岐阜酒好物語
謎めいたミカドカクテル

2018年01月22日 17:19

ジャパニーズ・カクテル・ミカド

 国名が付けられたカクテルで、世界でもっとも早く世の中へ出てきたのは、日本ということをご存じでしようか。

 バーテンダーのジェリー・トーマス氏が考案したカクテルで、名前を「ジャパニーズ・カクテル・ミカド」として紹介された一杯で、1862年に発刊された世界初のカクテルブック「How to Mix Drinks」で紹介されました。

 このカクテルブックには、10種類程度しか掲載されていなかったといいますが、その内の一つにカクテルで日本が紹介された出来事ともいえます。

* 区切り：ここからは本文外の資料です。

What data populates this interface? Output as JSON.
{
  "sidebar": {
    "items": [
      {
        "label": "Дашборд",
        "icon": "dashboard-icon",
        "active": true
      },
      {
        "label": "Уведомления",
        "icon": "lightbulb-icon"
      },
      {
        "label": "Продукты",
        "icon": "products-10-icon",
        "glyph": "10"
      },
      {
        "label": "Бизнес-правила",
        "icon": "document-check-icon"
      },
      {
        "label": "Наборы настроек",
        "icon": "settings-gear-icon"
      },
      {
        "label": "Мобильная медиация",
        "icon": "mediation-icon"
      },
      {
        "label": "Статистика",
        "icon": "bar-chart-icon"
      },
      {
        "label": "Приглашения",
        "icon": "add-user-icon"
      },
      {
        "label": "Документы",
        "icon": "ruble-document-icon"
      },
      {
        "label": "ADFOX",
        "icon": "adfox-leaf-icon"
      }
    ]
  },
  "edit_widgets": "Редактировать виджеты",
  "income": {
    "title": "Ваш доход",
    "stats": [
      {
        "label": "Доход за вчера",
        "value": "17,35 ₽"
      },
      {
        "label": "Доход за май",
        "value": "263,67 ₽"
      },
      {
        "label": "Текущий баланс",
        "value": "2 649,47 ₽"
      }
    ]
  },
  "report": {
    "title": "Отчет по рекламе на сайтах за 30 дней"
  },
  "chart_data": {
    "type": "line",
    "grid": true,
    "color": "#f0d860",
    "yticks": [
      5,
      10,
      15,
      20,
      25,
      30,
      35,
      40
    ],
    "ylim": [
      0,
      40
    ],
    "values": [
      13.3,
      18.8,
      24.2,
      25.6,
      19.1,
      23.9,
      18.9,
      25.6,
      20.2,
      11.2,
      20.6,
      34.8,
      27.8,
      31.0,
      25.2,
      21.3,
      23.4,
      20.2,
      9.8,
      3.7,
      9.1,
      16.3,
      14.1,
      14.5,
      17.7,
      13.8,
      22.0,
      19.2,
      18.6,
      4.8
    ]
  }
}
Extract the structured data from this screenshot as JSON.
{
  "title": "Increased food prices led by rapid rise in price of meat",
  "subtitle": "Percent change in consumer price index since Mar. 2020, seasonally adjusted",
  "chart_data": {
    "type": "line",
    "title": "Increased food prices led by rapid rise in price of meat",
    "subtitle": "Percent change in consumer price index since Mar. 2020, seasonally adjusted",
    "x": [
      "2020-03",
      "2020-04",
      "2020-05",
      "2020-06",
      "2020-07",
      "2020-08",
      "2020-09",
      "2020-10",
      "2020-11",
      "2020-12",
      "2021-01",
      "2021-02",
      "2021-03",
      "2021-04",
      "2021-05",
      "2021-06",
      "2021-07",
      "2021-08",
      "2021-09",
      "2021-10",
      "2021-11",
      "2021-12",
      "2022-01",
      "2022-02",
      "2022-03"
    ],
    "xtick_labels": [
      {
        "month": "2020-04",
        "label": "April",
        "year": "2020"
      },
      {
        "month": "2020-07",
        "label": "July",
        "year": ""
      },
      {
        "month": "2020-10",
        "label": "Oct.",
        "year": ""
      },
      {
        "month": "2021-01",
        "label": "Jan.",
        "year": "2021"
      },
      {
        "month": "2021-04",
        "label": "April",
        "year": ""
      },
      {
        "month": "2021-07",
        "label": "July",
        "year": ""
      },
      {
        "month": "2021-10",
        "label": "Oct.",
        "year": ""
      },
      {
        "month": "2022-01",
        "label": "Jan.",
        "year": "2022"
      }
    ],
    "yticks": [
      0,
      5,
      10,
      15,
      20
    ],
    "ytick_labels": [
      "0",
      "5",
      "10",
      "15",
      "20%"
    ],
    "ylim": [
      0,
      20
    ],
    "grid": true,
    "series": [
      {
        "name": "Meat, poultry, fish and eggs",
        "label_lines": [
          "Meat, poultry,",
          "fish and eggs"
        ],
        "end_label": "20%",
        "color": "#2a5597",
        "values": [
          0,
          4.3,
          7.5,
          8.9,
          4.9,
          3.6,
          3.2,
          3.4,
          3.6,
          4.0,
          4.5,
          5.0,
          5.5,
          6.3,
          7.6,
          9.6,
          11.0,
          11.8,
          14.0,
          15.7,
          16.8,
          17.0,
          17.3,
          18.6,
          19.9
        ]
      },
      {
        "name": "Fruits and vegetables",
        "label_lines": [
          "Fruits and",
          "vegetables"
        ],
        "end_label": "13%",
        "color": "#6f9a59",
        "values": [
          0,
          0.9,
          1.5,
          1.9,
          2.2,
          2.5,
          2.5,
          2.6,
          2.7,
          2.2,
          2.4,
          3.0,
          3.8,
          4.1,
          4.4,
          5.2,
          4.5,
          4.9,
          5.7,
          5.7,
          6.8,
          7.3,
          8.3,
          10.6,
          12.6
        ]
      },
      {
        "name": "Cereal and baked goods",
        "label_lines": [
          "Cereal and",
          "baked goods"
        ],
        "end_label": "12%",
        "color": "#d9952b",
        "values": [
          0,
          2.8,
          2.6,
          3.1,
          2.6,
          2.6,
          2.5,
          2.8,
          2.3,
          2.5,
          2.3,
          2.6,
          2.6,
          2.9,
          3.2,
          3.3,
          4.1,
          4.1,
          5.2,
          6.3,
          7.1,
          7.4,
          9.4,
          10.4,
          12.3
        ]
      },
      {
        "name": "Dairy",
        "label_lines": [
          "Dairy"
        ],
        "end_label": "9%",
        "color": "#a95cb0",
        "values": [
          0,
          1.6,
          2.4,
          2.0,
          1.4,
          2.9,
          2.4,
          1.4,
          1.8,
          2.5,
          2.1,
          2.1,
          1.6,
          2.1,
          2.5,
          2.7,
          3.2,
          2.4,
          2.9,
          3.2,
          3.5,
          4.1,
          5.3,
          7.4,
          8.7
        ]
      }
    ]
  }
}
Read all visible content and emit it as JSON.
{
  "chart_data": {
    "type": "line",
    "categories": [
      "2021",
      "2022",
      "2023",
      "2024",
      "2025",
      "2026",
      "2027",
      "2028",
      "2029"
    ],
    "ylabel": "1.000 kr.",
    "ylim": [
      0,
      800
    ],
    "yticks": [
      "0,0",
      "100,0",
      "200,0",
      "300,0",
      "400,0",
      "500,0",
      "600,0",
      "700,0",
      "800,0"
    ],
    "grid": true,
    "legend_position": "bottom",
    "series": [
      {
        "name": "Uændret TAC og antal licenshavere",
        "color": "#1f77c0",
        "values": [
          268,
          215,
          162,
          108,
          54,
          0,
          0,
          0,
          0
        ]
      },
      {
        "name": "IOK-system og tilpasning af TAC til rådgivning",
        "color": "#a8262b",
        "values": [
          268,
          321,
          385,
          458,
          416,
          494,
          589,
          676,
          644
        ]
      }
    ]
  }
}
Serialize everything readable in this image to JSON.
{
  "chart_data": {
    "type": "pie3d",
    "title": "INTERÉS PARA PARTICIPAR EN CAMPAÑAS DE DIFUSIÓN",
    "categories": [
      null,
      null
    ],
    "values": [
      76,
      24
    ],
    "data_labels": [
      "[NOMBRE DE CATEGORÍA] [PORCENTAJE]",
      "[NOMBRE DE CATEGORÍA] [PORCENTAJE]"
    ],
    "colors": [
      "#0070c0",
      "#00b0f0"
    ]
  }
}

なぜならば、当時はほとんどの国の人が「日本ってどこ?」な時代で、徳川幕府の頃と言えば理解しやすいと思います。

 誕生のきっかけは、1860年に徳川幕府の使節団が渡米しているのが関係しているともいわれている「ミカド」ですが、そのレシピは20種類も存在するといわれます。掲載されていたレシピの材料がわからず、違う材料とレシピで作られ変化していったからです。考案されたトーマス氏も、使用していたシロップなどが終売になり、後にレシピと違う材料で作っています。

 全て紹介すると長くなるので、現在のレシピだけを紹介します。ブランデーベースに、クレーム・ド・カカオ、ホワイト・キュラソー、シュガーシロップ、アンゴスチュラ・ビターとなっています。分量は紹介される本やネットで違いがあるので表記しません。

 ずっと昔に、世界的には飲まれ、日本では影に隠れてしまっているカクテル。ぜひ一度、ご賞味されてくださいませ。